Kasus dugaan penganiayaan terhadap seorang Tenaga Kerja Wanita (TKW) asal Indonesia di Malaysia, yang videonya sempat viral di media sosial, kini memasuki babak baru. Internationalmedia.co.id – News melaporkan, pihak kepolisian Malaysia telah berhasil mengamankan empat individu yang diduga terlibat dalam aksi kekerasan tersebut. Korban, yang diidentifikasi dengan inisial YY, kini dalam pendampingan intensif oleh perwakilan Republik Indonesia.
Rekaman video yang beredar luas, seperti yang pertama kali diulas oleh internationalmedia.co.id pada Minggu (14/6/2026), memperlihatkan adegan kekerasan yang memilukan. Dalam video tersebut, seorang wanita yang diyakini adalah YY, tampak duduk tak berdaya di sofa, berulang kali dipukuli oleh seorang pria berkaus biru. Ia mengerang kesakitan tanpa perlawanan berarti. Adegan lain menunjukkan seorang wanita memukul bagian kepala korban, sementara individu lain merekam kejadian brutal tersebut. Korban juga dilaporkan dijambak dan menjadi sasaran pukulan berulang kali di bagian kepala.

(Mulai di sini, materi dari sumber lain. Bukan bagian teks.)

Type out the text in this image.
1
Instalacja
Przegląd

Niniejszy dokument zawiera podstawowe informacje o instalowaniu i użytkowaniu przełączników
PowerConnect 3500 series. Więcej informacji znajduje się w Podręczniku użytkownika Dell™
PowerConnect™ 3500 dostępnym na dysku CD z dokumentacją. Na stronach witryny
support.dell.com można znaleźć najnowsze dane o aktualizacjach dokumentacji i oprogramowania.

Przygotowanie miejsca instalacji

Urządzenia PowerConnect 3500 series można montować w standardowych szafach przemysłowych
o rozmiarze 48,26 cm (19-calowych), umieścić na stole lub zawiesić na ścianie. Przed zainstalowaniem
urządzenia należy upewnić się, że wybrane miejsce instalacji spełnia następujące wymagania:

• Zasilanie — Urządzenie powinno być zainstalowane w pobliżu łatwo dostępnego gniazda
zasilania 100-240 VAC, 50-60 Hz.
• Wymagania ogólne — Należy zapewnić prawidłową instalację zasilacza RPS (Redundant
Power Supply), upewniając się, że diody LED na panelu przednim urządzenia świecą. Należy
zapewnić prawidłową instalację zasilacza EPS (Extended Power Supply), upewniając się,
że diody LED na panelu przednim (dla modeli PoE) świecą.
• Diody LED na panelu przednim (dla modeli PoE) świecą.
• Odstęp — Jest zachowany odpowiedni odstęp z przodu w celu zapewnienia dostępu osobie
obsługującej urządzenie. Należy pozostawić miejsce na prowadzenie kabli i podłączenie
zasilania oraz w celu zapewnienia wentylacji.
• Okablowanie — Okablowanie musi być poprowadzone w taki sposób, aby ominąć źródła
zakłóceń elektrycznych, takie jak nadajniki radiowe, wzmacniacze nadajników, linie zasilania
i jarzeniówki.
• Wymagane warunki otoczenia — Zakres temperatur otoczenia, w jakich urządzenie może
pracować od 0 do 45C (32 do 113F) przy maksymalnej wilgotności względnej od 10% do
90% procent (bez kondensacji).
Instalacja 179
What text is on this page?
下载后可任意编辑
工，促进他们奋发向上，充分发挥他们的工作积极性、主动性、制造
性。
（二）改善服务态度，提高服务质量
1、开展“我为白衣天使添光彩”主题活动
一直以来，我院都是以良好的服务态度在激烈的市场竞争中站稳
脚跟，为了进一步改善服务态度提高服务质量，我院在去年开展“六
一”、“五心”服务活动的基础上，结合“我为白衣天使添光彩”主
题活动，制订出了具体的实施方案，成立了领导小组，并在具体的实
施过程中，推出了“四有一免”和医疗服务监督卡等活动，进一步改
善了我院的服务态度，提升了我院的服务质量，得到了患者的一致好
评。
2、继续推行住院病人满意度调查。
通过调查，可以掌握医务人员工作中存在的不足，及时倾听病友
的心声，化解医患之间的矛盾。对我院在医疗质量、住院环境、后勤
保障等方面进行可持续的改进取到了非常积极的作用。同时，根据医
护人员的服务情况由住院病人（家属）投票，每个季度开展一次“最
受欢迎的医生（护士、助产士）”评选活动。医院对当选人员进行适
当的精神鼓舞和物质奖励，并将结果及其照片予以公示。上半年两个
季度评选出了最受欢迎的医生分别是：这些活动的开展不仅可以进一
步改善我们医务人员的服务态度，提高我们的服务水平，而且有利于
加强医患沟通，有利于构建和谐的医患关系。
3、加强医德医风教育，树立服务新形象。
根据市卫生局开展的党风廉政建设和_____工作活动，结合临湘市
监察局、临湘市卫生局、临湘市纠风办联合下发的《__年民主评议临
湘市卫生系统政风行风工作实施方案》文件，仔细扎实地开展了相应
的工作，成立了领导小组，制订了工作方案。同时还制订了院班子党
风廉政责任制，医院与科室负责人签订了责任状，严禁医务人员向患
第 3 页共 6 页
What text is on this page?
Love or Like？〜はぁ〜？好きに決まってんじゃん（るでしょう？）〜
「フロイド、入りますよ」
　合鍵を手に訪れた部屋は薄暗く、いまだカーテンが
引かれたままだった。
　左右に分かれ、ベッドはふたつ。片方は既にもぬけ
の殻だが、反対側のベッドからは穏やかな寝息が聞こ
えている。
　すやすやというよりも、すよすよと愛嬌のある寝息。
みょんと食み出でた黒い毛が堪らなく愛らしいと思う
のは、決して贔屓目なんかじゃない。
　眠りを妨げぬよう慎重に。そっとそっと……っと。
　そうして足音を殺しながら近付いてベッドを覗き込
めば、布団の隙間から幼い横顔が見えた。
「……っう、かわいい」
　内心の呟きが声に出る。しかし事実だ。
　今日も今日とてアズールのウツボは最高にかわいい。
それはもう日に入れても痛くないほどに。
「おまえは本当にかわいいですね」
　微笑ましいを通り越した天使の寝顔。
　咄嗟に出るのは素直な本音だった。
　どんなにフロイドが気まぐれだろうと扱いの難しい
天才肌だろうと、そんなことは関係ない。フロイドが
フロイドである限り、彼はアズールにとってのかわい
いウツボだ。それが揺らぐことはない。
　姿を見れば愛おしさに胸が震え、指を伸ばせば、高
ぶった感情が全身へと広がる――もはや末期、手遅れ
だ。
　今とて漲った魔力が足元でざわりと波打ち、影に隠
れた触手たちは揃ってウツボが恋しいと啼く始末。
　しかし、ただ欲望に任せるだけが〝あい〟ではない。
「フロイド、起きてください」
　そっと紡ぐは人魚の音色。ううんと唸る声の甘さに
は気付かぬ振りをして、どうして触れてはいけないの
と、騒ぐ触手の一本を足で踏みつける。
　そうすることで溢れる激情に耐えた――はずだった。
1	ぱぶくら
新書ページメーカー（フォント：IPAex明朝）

Menanggapi insiden yang menggemparkan ini, Direktur Perlindungan Warga Negara Indonesia (PWNI) Kementerian Luar Negeri, Heni Hamidah, membenarkan bahwa korban adalah Warga Negara Indonesia yang bekerja sebagai asisten rumah tangga di Malaysia. "Kementerian Luar Negeri, KJRI Johor Bahru, dan KBRI Kuala Lumpur saat ini tengah memberikan pendampingan kepada seorang WNI dengan inisial YY yang melaporkan dugaan tindak penganiayaan yang dilakukan oleh pemberi kerja beserta seorang rekannya di Malaysia," jelas Heni kepada awak media.
Laporan dugaan penganiayaan ini diterima oleh Konsulat Jenderal Republik Indonesia (KJRI) Johor Bahru melalui aplikasi Ksatria pada tanggal 13 Juni 2026. Merespons cepat, KJRI Johor Bahru segera berkoordinasi dengan pihak kepolisian setempat untuk memastikan penanganan kasus yang sigap. "Pada tanggal 13 Juni petang, kepolisian setempat dilaporkan telah mengamankan empat orang yang diduga terlibat dalam peristiwa tersebut, terdiri dari dua orang perempuan dan dua orang laki-laki. Keempatnya telah menjalani pemeriksaan awal, dan proses penyelidikan masih akan berlangsung," tambah Heni, memberikan detail perkembangan kasus.
Selain YY, KJRI Johor Bahru juga menjemput dua korban lain yang berada di Johor Bahru pada 14 Juni 2026. Koordinasi intensif juga dilakukan dengan KBRI Kuala Lumpur terkait keberadaan satu korban lainnya di Kuala Lumpur, yang rencananya akan diantar ke Johor Bahru pada 15 Juni 2026 untuk memberikan keterangan kepada pihak kepolisian setempat. Perwakilan RI menegaskan komitmennya untuk memfasilitasi proses hukum dan memberikan perlindungan hukum penuh terhadap para korban melalui pendampingan oleh pengacara. "KJRI Johor Bahru akan memastikan hak-hak korban terpenuhi selama proses hukum berjalan," tegas Heni.
Kementerian Luar Negeri, bersama KJRI Johor Bahru dan KBRI Kuala Lumpur, berjanji akan terus memantau perkembangan kasus penganiayaan ini secara ketat. Koordinasi dengan otoritas setempat akan terus dilakukan guna memastikan bantuan kekonsuleran dan perlindungan hukum diberikan sesuai dengan ketentuan yang berlaku, demi keadilan bagi para WNI yang menjadi korban.